Today, Pauline uses this experience to manage her team at the FSI and deliver training, development and consultancy services all over the UK. Pauline has also encouraged the FSI to grow its policy arm, via the Small Charity Index research, which continually surveys small charities and publishes the results for everyone to use.
In its 10 years, the FSI has helped thousands of small charities improve their operations and maximise fundraising opportunities in order to deliver and diversify the services offered to their communities.
It is this spirit of building better communities and sharing knowledge that motivates Pauline and her team to run Small Charity Week each year – to encourage collaboration in the sector and to celebrate all the hard work of small charities across the UK.
1- In no more than three sentences, please explain what you do
Most of my time is spent on working out how we can amplify the voices of small charities whether that be around the challenges they face or their need for increased resource and support. I try to see how I can use the FSI’s resources to get more for small charities, for instance when we are in Glasgow Training, can I use that opportunity to engage with local commissioners or funders, inviting them along to meet local charities, so creating the environment that might start or build relationships. The rest of my time is thinking about ‘what’s next’ not just for the FSI but for small charities, surveying what’s going on and asking questions of our members to see how things are affecting them and then working out how I can adapt or change our services to better meet their needs.
2- Who inspires you?
That would have to be small charities, I get to meet some of the most dedicated, passionate, innovative, and creative people who each an everyday make a difference in their local communities and when things get tough I think of just how tough it is for them and carry on. I really admire honesty, integrity, selflessness and fighting for what you believe in so if you asked my family who I admired I think they might say Nelson Mandela but also women who without any resources stand up and force change like Rosa Parks. In real life I remember meeting two young people who were heading off to Sri Lanka to start a charity after honeymooning there and seeing the educational injustice that children living on tea plantations faced – they saw an injustice and decided to take action – out of that came the Tealeaf Trust and today some 7 years on hundreds of children on tea plantations in Sri Lanka are better educated – what could be more inspiring….

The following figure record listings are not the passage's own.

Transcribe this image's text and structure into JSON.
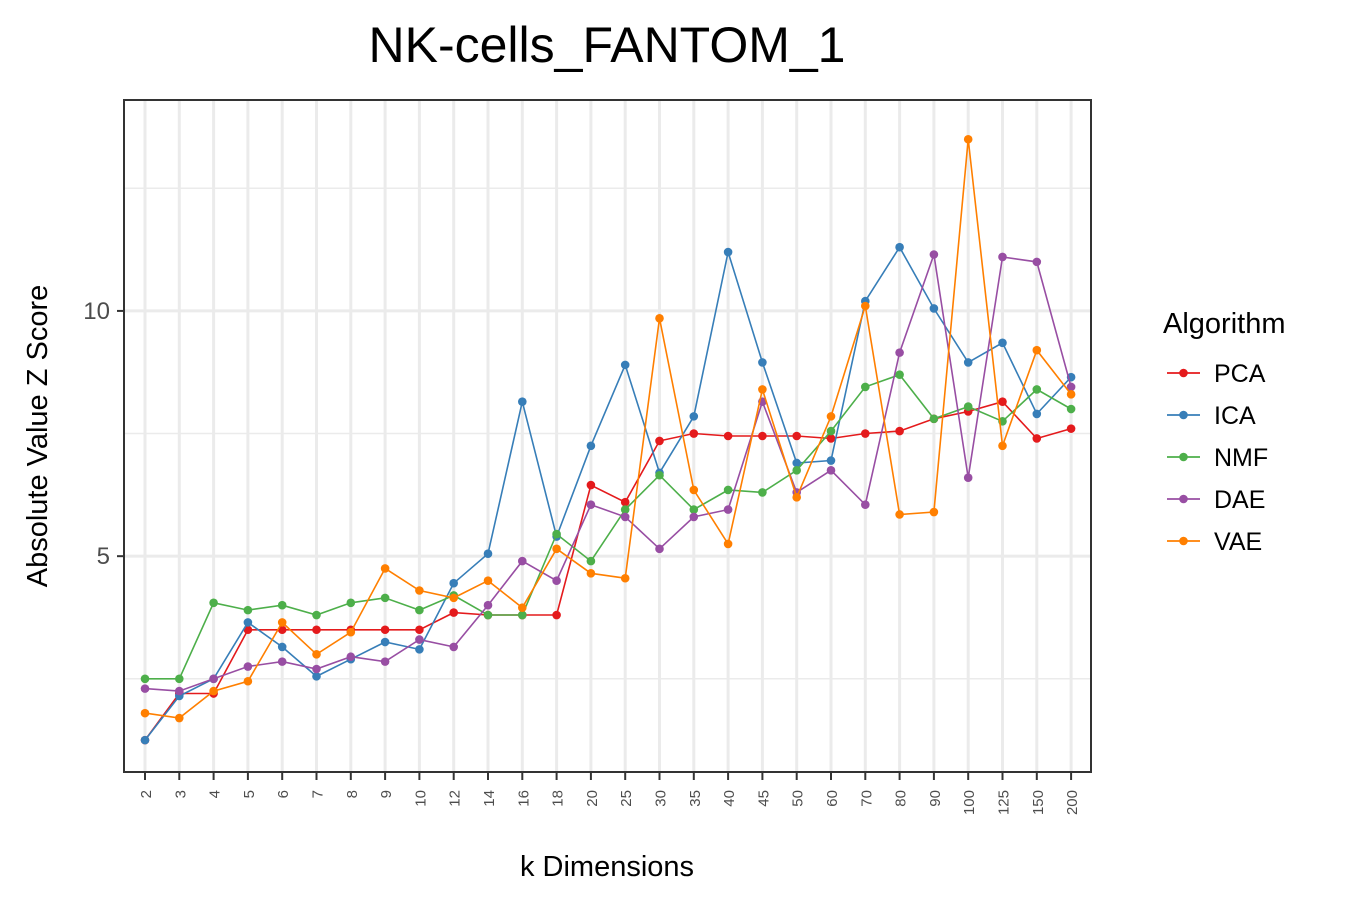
{
  "chart_data": {
    "type": "line",
    "title": "NK-cells_FANTOM_1",
    "xlabel": "k Dimensions",
    "ylabel": "Absolute Value Z Score",
    "legend_title": "Algorithm",
    "legend_position": "right",
    "grid": true,
    "ylim": [
      0.6,
      14.3
    ],
    "yticks": [
      5,
      10
    ],
    "y_minor_ticks": [
      2.5,
      7.5,
      12.5
    ],
    "categories": [
      "2",
      "3",
      "4",
      "5",
      "6",
      "7",
      "8",
      "9",
      "10",
      "12",
      "14",
      "16",
      "18",
      "20",
      "25",
      "30",
      "35",
      "40",
      "45",
      "50",
      "60",
      "70",
      "80",
      "90",
      "100",
      "125",
      "150",
      "200"
    ],
    "series": [
      {
        "name": "PCA",
        "color": "#E41A1C",
        "values": [
          1.25,
          2.2,
          2.2,
          3.5,
          3.5,
          3.5,
          3.5,
          3.5,
          3.5,
          3.85,
          3.8,
          3.8,
          3.8,
          6.45,
          6.1,
          7.35,
          7.5,
          7.45,
          7.45,
          7.45,
          7.4,
          7.5,
          7.55,
          7.8,
          7.95,
          8.15,
          7.4,
          7.6
        ]
      },
      {
        "name": "ICA",
        "color": "#377EB8",
        "values": [
          1.25,
          2.15,
          2.5,
          3.65,
          3.15,
          2.55,
          2.9,
          3.25,
          3.1,
          4.45,
          5.05,
          8.15,
          5.4,
          7.25,
          8.9,
          6.7,
          7.85,
          11.2,
          8.95,
          6.9,
          6.95,
          10.2,
          11.3,
          10.05,
          8.95,
          9.35,
          7.9,
          8.65
        ]
      },
      {
        "name": "NMF",
        "color": "#4DAF4A",
        "values": [
          2.5,
          2.5,
          4.05,
          3.9,
          4.0,
          3.8,
          4.05,
          4.15,
          3.9,
          4.2,
          3.8,
          3.8,
          5.45,
          4.9,
          5.95,
          6.65,
          5.95,
          6.35,
          6.3,
          6.75,
          7.55,
          8.45,
          8.7,
          7.8,
          8.05,
          7.75,
          8.4,
          8.0
        ]
      },
      {
        "name": "DAE",
        "color": "#984EA3",
        "values": [
          2.3,
          2.25,
          2.5,
          2.75,
          2.85,
          2.7,
          2.95,
          2.85,
          3.3,
          3.15,
          4.0,
          4.9,
          4.5,
          6.05,
          5.8,
          5.15,
          5.8,
          5.95,
          8.15,
          6.3,
          6.75,
          6.05,
          9.15,
          11.15,
          6.6,
          11.1,
          11.0,
          8.45
        ]
      },
      {
        "name": "VAE",
        "color": "#FF7F00",
        "values": [
          1.8,
          1.7,
          2.25,
          2.45,
          3.65,
          3.0,
          3.45,
          4.75,
          4.3,
          4.15,
          4.5,
          3.95,
          5.15,
          4.65,
          4.55,
          9.85,
          6.35,
          5.25,
          8.4,
          6.2,
          7.85,
          10.1,
          5.85,
          5.9,
          13.5,
          7.25,
          9.2,
          8.3
        ]
      }
    ]
  }
}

3- What is the biggest change you want to see in the world?
I’d really like to see each of us reaching our true potential, being the best we can be for ourselves and for those whose lives we touch. Alongside a wider recognition that difference is awesome, that difference delivers benefits and engenders understanding and that difference doesn’t necessarily mean different.
4- What would you like to be remembered for?

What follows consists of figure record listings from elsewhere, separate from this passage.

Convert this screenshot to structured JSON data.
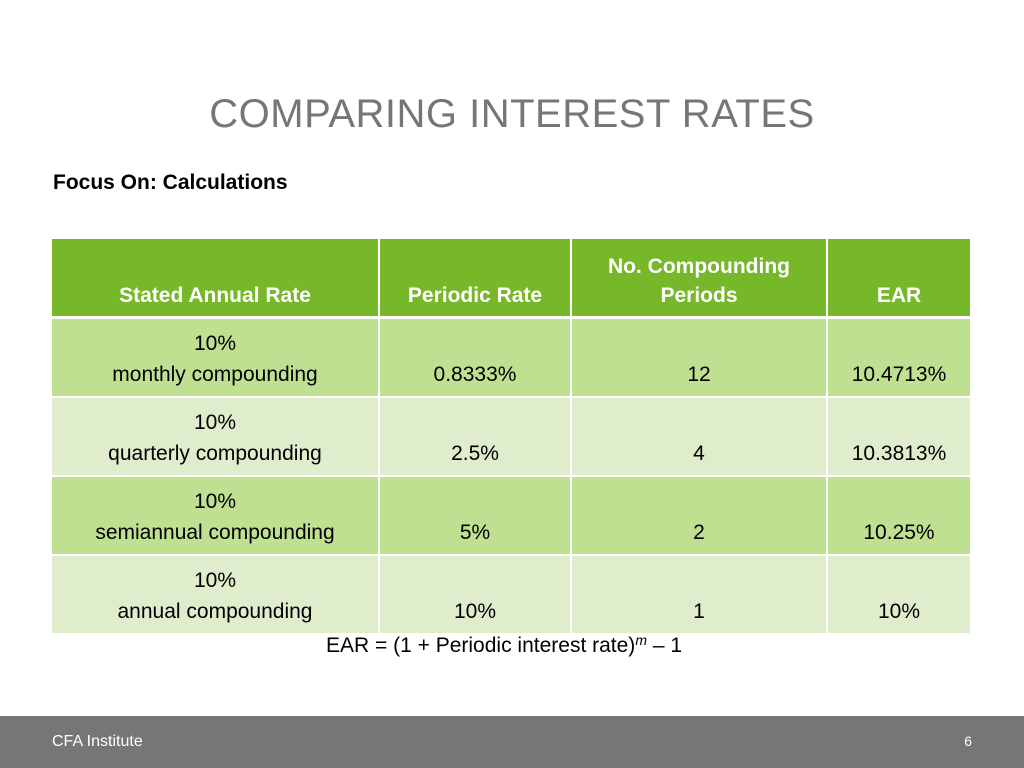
{
  "slide": {
    "title": "COMPARING INTEREST RATES",
    "subtitle": "Focus On: Calculations"
  },
  "table": {
    "headers": [
      "Stated Annual Rate",
      "Periodic Rate",
      "No. Compounding Periods",
      "EAR"
    ],
    "header_color": "#76b82a",
    "row_colors": [
      "#bfdf91",
      "#dfedcc"
    ],
    "rows": [
      {
        "rate": "10%",
        "method": "monthly compounding",
        "periodic": "0.8333%",
        "periods": "12",
        "ear": "10.4713%"
      },
      {
        "rate": "10%",
        "method": "quarterly compounding",
        "periodic": "2.5%",
        "periods": "4",
        "ear": "10.3813%"
      },
      {
        "rate": "10%",
        "method": "semiannual compounding",
        "periodic": "5%",
        "periods": "2",
        "ear": "10.25%"
      },
      {
        "rate": "10%",
        "method": "annual compounding",
        "periodic": "10%",
        "periods": "1",
        "ear": "10%"
      }
    ]
  },
  "formula": {
    "lhs": "EAR = (1 + Periodic interest rate)",
    "exponent": "m",
    "rhs": " – 1"
  },
  "footer": {
    "brand": "CFA Institute",
    "page_number": "6",
    "background": "#767676"
  }
}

Being passionate about making a difference but honestly I’m not sure in the grand scheme of things anything big, perhaps just remembered by anyone whose I shared a path along the way would be great.
5- What is the most interesting new idea you’ve come across in the past year?
I don’t suppose one big idea has really interested me over the past year but what I find incredibly exciting is the desire to embrace a concept that is growing across the whole of society to ‘own less’ and to ‘share more’. From the clothes you no longer want, to the household goods that are no longer of use to you but could be of use to someone else, even to the concept of sharing your home as so many people put their hands up to help out refugees looking for a place to stay. We are by no means all the way there yet but it seems to me that we are becoming more open to the idea of sharing. Let’s hope that as we progress we will be less excited by ownership and more excited about how we can share with those around us and around the world in ways that are also open to all.
6- Finally, how can people engage with your work if they’d like to learn more/help?
Absolutely any small charity registered in the UK (either through the Charity Commission or through HMRC) has access to our entire range of services for free, whether that’s getting one hour’s advice or coming along to a conference or a training day near you. Becoming a member of the FSI, which is also free, gains you access to over £2.5 million of free support services each year – it’s up to you how you use the support we offer so dip in to one training in a town near you or take part in Small Charity Week celebrating amazing small charities or have your say through input into the Small Charity Index – whatever relationship you want with the FSI is your choice – we are just here to give support when you need it.